Ele acrescentou, na nota, que a Prefeitura realizou o pagamento dos serviços que foram efetivamente executados, promovendo também o bloqueio do valor da folha de pagamento dos funcionários para que todos recebessem individualmente os salários.
Maurício Trindade declarou que "valoriza" o acompanhamento do Ministério Público sobre as ações das comissões da Câmara e garantiu estar à disposição para prestar esclarecimentos, "para que não pairem dúvidas que possam ser usadas indevidamente contra a integridade de qualquer pessoa, principalmente o uso político contra quem tem dedicado toda a sua vida ao atendimento das pessoas mais necessitadas de nossa cidade", concluiu.
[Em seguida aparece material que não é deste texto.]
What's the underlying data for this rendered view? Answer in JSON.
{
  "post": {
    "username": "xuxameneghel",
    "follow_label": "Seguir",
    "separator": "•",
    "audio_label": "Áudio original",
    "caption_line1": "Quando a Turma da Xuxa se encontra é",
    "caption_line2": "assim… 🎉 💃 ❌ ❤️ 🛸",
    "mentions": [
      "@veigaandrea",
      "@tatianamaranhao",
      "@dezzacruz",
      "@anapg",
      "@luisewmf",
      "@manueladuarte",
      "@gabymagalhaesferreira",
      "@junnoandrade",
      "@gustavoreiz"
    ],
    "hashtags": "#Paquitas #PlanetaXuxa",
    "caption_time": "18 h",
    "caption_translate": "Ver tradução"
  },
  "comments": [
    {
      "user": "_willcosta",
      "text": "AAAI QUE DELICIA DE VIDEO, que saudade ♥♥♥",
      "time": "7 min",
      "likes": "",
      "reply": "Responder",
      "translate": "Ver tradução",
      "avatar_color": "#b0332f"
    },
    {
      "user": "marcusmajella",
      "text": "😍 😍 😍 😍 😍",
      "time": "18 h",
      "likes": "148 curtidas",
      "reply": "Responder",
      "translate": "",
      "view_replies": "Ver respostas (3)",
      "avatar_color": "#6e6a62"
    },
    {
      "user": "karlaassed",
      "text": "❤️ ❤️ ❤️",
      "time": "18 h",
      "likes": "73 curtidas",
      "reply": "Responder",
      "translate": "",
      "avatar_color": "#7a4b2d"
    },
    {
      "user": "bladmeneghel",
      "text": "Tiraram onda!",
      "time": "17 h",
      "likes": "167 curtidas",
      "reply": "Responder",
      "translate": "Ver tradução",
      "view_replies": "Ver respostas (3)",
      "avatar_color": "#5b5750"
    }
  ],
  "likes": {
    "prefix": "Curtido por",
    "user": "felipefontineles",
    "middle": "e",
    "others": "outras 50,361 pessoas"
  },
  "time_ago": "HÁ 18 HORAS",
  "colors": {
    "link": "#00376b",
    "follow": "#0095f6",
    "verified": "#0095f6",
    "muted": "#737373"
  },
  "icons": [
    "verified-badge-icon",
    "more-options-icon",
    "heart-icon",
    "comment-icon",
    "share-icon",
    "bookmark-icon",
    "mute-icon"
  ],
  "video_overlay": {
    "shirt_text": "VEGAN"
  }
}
Segundo o MP-BA, o objetivo da operação foi coletar indícios que comprovem o envolvimento em um esquema de desvio de recursos públicos, por meio da contratação de entidade fantasma, sem capacidade técnica ou profissional para a prestação dos serviços. Além disso, segundo as investigações, a contratação resultou em prejuízo financeiro para o município de Salvador e em desassistência à saúde da população.
Em nota divulgada na quarta, a Secretaria da Saúde de Salvador afirmou que o edital de chamamento do processo que resultou na contratação do hospital possuía condições de habilitação e o pagamento atrelado à prestação do serviço, ou seja, somente se daria em caso da efetiva utilização do leito.